Toutefois, en vertu des dispositions du règlement CE 593/2008 dit Rome I, les parties peuvent librement convenir du choix de la loi applicable du moment que ce choix n’est pas contraire à l’ordre public du pays dont la loi, à défaut de ce choix, se serait appliquée.

La société GALIFRANCE n’explique pas en quoi, s’agissant de la souscription d’un produit dérivé, la référence à la loi anglaise serait contraire à l’ordre public français.

D’autre part, le fait qu’elle ait conclu avec BNP PARIBAS une convention cadre de compte d’instruments financiers soumise à la loi française ne lui interdisait pas de conclure un contrat comprenant des conditions particulières différentes de ce contrat cadre.

Ensuite, contrairement à ce qu’affirme la société GALIFRANCE, si même, en contradiction avec les termes précis du contrat, devait prévaloir la traduction française des Evènements de Crédits, il doit être relevé que ceux-ci incluent le ‘défaut de paiement’ défini comme ‘l’inexécution par l’entité de référence d’une obligation de paiement exigible au titre d’une obligation de l’entité de référence.’

Le placement sous sauvegarde de justive de la société RALLYE emportant immédiatement interdiction de payer les créances dont la cause était antérieure au jugement, il en résultait que le contrat ne pourrait se dénouer à son terme et qu’ainsi le ‘défaut de paiement’ était établi.

Enfin et surtout, l’application de la loi anglaise est sans incidence sur le litige survenu entre les parties.

Est en cause non pas la loi anglaise, mais la soumission des ‘Evènements de crédits’ aux décisions prises par le comité ISDA, qui est une association professionnelles de banques et d’investisseurs ayant pour objet de fournir des contrats standards de référence pour les transactions sur produits dérivés de gré à gré et de sécuriser les transactions sur ces produits.

Le contrat aurait pu sans difficulté être soumis à la loi française et aux constatations du comité ISDA, ces deux notions étant indépendantes l’une de l’autre.

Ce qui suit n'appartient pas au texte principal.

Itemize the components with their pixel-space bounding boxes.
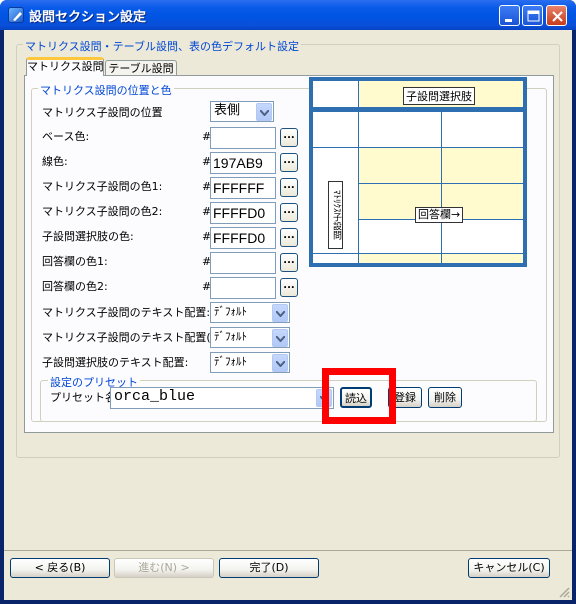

A cet égard, contrairement à ce que conclut la société GALIFRANCE, le BREXIT n’avait pas pour conséquence l’obligation légale de recréer un comité ISDA, la création d’un nouveau comité s’inscrivant uniquement dans le cadre de l’influence de telle ou telle place financière sur la détermination des instruments de crédits et les décisions prises par le Comité ISDA anglais restant applicables si les parties avaient conventionnellement décidé de s’y soumettre.

Sur ce point, le contrat est très clair en ce qu’il donne compétence à ce Comité pour déterminer et constater les Evènements de Crédit.

Il ne peut être contesté que le Comité ISDA a constaté, pour la société RALLYE, l’existence d’un ‘Evènement de Crédit’.

Il n’appartient pas à la présente juridiction de remettre en cause son analyse, tandis que la société GALIFRANCE a librement choisi de se soumettre à ses décisions.

Par conséquent, le jugement est confirmé en ce qu’il a débouté la société GALIFRANCE de toutes ses demandes.

La société GALIFRANCE, qui succombe, supportera la charge des dépens d’appel et paiera à la société BNP PARIBAS la somme de 7.000 euros au titre de ses frais irrépétibles d’appel.

PAR CES MOTIFS:

La Cour,

Confirme le jugement déféré.

Condamne la société GALIFRANCE aux dépens d’appel.

Condamne la société GALIFRANCE à payer à la société BNP PARIBAS la somme de 7.000 euros sur le fondement des dispositions de l’article 700 du code de procédure civile.